The company also focuses on over-the-counter drugs, which pose their own problems.

“The challenge is people are more educated, there’s a lot more information available thanks to the internet — (and) not all of it is good information,” he said. “So, trying to educate people is less physician- or practitioner-oriented, it’s a little more weighted towards consumers.

“So, how do you talk to consumers so they understand the different options and they can make a more educated decision? You have to make sure you’re clear and you have to be honest. If you fool somebody once and they use your product and they don’t have a good experience with it, they’re never going to buy it again.

“So, it’s important that the right people are using the right product at the right time.”

But the company hasn’t always been focused on pharmaceuticals; it has also had clients in the consumer brand space.
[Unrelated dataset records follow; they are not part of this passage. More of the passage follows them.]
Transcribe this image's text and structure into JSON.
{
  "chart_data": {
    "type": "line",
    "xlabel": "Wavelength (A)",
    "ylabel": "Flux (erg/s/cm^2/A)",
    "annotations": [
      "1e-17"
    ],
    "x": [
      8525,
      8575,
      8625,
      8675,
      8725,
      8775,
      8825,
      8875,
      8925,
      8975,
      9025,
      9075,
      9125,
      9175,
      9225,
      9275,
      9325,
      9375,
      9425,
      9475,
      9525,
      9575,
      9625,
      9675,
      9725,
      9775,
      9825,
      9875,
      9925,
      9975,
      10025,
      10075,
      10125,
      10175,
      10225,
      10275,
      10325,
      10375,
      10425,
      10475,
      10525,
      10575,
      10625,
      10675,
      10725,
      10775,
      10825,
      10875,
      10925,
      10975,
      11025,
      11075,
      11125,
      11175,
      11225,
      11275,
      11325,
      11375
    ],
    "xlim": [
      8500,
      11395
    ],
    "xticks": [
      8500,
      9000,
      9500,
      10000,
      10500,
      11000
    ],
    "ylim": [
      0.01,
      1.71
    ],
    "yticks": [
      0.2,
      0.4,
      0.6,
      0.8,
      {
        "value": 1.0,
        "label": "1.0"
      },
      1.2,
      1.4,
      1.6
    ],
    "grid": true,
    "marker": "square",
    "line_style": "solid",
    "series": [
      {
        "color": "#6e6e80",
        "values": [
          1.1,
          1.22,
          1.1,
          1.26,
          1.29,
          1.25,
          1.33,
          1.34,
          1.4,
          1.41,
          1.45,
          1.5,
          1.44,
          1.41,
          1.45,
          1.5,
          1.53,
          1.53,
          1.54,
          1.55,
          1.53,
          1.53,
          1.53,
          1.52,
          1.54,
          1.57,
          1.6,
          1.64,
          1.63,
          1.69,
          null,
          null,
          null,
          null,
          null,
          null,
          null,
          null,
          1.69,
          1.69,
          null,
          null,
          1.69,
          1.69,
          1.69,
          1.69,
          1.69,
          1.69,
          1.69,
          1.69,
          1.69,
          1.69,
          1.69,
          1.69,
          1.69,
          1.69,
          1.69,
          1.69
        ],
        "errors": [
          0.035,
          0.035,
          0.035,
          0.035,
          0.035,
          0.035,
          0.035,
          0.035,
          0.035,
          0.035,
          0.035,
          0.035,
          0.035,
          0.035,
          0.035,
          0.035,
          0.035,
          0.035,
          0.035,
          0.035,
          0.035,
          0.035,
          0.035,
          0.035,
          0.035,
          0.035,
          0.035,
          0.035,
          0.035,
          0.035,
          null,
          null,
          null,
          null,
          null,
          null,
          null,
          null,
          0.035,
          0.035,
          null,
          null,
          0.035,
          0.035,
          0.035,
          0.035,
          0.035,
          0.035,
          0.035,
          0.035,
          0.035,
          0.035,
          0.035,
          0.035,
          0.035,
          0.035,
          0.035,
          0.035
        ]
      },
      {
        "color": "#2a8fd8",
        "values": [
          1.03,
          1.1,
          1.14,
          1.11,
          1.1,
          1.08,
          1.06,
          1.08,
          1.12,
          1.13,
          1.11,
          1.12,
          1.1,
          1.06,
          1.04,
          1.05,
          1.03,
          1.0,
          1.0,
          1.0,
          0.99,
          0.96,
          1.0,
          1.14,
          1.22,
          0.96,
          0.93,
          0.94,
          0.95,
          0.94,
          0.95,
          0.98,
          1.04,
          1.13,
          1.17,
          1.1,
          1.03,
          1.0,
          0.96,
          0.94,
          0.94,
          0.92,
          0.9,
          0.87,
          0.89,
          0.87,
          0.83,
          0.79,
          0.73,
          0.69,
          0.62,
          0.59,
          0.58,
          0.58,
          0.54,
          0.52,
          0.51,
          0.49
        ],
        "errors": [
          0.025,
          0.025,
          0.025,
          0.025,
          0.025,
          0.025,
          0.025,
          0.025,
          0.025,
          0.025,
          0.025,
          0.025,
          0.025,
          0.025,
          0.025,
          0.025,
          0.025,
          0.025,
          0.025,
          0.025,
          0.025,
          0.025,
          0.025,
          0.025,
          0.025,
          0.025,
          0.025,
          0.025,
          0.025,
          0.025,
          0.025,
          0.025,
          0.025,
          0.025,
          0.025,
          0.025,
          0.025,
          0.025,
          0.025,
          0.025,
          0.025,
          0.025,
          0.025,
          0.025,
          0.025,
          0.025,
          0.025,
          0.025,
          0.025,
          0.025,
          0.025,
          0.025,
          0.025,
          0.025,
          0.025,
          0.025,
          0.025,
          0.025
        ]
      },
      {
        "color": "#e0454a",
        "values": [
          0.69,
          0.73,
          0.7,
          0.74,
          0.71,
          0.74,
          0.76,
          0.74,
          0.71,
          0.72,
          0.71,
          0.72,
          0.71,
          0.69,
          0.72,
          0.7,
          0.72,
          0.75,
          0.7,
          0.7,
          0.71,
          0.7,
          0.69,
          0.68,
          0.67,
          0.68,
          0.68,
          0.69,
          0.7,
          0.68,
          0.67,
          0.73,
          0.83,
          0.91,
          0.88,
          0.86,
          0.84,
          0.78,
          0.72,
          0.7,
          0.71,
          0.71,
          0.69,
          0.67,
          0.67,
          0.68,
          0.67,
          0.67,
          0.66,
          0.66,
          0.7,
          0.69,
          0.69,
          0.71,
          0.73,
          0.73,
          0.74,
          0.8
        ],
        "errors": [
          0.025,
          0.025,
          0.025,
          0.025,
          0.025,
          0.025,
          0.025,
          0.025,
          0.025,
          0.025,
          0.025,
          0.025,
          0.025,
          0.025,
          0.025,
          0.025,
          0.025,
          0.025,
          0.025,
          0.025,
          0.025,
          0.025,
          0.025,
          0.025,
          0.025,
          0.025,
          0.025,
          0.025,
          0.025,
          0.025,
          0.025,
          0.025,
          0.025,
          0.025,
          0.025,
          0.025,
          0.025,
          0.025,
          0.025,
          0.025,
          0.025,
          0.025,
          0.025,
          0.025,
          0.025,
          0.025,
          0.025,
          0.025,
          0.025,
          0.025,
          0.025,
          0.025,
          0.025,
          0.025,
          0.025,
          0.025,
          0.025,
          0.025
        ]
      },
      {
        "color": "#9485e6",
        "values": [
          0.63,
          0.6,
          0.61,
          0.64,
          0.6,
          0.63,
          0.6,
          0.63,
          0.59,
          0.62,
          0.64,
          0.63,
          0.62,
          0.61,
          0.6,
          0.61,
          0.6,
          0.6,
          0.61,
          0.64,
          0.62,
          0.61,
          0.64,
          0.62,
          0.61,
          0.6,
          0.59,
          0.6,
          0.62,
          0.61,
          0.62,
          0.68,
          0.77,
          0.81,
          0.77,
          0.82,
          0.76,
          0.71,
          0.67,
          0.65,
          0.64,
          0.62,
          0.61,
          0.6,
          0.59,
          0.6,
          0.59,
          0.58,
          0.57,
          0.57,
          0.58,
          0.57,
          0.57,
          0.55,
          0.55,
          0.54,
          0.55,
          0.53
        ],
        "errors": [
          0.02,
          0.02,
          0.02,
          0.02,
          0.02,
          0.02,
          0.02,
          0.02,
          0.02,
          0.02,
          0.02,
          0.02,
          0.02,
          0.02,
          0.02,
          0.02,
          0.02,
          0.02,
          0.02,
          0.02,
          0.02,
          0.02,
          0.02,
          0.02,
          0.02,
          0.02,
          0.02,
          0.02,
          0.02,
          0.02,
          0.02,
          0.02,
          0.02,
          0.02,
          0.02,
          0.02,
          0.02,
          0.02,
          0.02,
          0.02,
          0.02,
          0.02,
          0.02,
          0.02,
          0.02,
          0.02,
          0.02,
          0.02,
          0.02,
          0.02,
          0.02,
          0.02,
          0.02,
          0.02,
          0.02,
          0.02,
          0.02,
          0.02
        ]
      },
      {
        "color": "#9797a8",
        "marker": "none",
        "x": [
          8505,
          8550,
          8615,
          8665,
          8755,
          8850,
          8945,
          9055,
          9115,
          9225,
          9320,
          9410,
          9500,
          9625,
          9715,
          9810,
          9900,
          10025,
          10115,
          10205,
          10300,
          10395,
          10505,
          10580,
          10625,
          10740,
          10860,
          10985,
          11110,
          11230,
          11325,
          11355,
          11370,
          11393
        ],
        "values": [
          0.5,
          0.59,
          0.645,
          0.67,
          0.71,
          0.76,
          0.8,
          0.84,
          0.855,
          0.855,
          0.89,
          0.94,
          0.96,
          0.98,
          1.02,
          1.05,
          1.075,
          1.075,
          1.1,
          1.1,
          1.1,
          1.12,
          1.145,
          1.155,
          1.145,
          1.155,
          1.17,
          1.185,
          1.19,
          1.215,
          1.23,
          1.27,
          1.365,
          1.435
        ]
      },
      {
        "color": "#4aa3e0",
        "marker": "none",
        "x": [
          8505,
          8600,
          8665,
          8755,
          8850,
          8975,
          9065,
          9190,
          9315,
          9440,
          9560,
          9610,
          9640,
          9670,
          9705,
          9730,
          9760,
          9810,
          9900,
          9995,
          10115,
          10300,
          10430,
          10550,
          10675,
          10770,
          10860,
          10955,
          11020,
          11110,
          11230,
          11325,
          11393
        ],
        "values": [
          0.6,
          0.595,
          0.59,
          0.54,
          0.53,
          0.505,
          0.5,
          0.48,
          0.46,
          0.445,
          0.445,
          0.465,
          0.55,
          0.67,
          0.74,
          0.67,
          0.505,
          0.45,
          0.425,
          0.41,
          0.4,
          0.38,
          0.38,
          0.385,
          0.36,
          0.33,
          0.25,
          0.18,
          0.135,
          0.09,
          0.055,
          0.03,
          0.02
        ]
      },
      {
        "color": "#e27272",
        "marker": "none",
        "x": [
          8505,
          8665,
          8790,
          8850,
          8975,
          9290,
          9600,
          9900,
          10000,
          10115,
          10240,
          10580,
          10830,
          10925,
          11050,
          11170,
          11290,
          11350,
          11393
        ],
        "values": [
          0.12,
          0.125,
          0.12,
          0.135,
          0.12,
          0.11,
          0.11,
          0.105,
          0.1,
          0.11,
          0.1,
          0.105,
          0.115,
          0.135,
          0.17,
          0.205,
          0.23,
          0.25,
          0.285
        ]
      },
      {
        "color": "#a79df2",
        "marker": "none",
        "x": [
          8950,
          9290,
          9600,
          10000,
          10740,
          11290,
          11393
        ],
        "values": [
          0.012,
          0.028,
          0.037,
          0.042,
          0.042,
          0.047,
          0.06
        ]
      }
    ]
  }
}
A look at its website reveals an expansive list of top brands such as Starbucks, M&Ms, McDonald’s, Burger King, GM, Mercedes-Benz and Gerber.

“It’s a small part of our business, but it’s something we get requests (for) and it’s good to have diversity,” he said.

The company moved its global headquarters from New York City to Montclair in 2009, after which it has opened satellite offices in Florida and Quebec, along with NYC.

“Most of our big clients are here in New Jersey,” Cirigliano said. “Obviously, it’s a pharma hotbed. Also, a lot of the companies headquartered in New York had left.”

Being outside of New Jersey is important, too.

“A lot of that is the research, we do a lot of global work, so we have a presence in Montreal and Europe … we do a lot of work out of Switzerland,” Cirigliano said.

Cirigliano said the company also is hoping to expand to the Midwest and West Coast, and sees the pharmaceutical industry as the place to be.

“We’re not here to make sure our clients make the most money, we are here to make sure the patients benefit from the product properly,” he said. “When that happens, everyone wins, including the pharma companies.

“That’s been the change over the years is recognizing the fact that being clear and specific about using the product is much more beneficial than traditional marketing methods of blasting it out.”